Podcast

Ex-Gymnast Bart Conner on Special Olympics Shaping his Perspective on Athletes

On the 155th episode of Listen In With KNN on Fox Sports 1340AM, host Kelsey Nicole Nelson welcomed Special Olympics Board member and retired Olympic gymnast Bart Conner to the show. 

Speaking of his gymnastic career, he was a USA Champion, NCAA Champion, Pan-American Games Champion, World Champion, World Cup Champion and Olympic Champion. Conner enjoyed the beauty of his journey that came with all the accolades.

“When you’re growing up, you are trying to figure out what your values are. As a young athlete, my life was quite simple as I trained to see if I can be a champion in gymnastics and accomplished those things. I’m enormously grateful that I had some measurable success that an outsider could see,” he said.

In addition to his athletic career, Conner has his own Gymnastics Academy in Norman, Oklahoma where he has been the owner for over 30 years and has almost 1,000 students in the program. It’s been an opportunity to teach the kids to be resilient as a gymnast. 

“It takes years before you get to the point where you can do anything respectable in the sport. This is the perfect place to learn all the important values about resilience, hard work and determination that we see as adults are important to teach our children. The beauty of gymnastics is it takes a long time to get good in the sport and you have to have that focus and be willing to take small incremental progress,” Conner said.

Also, he has been involved with Special Olympics for over 40 years and is a member of the Board of Directors. When he first started with the organization, Conner taught gymnastics in a Special Olympics clinic of six athletics. It was the most life changing experience for him because it changed how he thought about human potential in everybody.
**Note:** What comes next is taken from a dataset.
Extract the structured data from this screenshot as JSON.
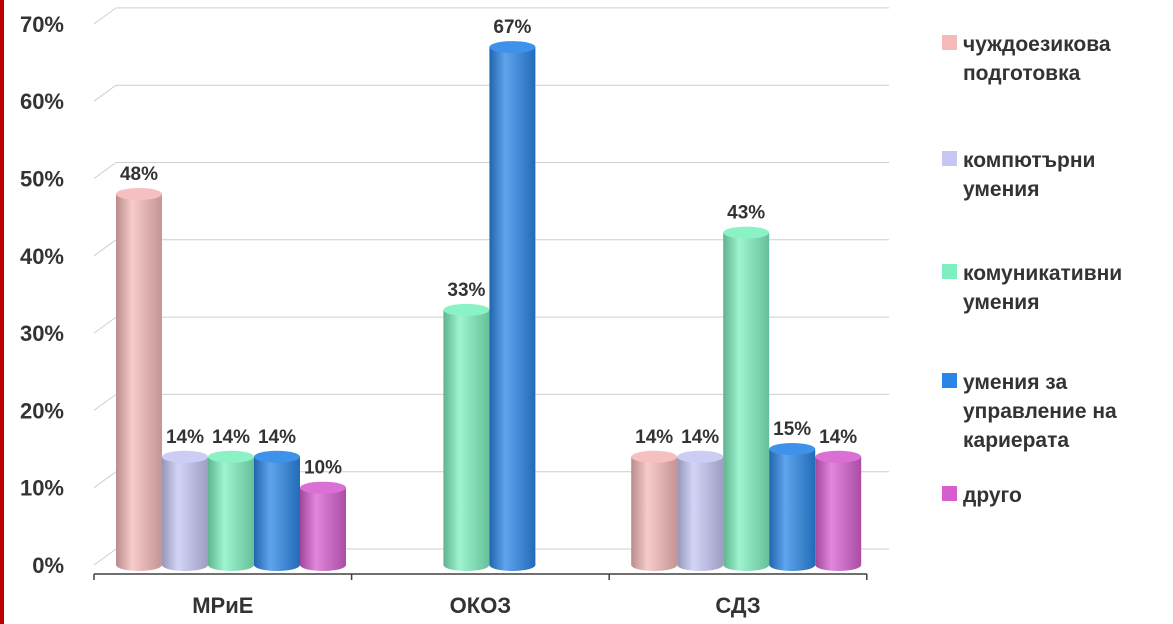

“The look of pure joy and the sense of accomplishment that somebody gave them an opportunity to have that experience changed my whole perspective of the world. Athletes with intellectual disabilities are no different than any of us. That’s the catalyst for all the change because once you’re playing sports with someone who might have a different intellectual ability than you do, you’ll think they’re just like me,” he said. “It’s a simple barrier breaking experience.

Special Olympics has been a movement of inclusion with over six million athletes participating in 190 different countries and territories playing, challenging, celebrating and connecting with each other on a strong level.

“What I’ve been a big advocate for is we also need to show the excellence that some of our athletes can demonstrate. Life is going to be hard and we’re gonna help you experience as much success as you can but you got to do your part. Everybody deserves an opportunity to experience the joy of their hard work paying off,” Conner said.

As a result of their success on the field, Special Olympics have been giving athletes opportunities over the years in leadership positions.

“Every Board is encouraged to have Special Olympics athletes on their Boards. Their gifts are the ones that are the most cherished. Many times, their perspective is more valuable than ours.”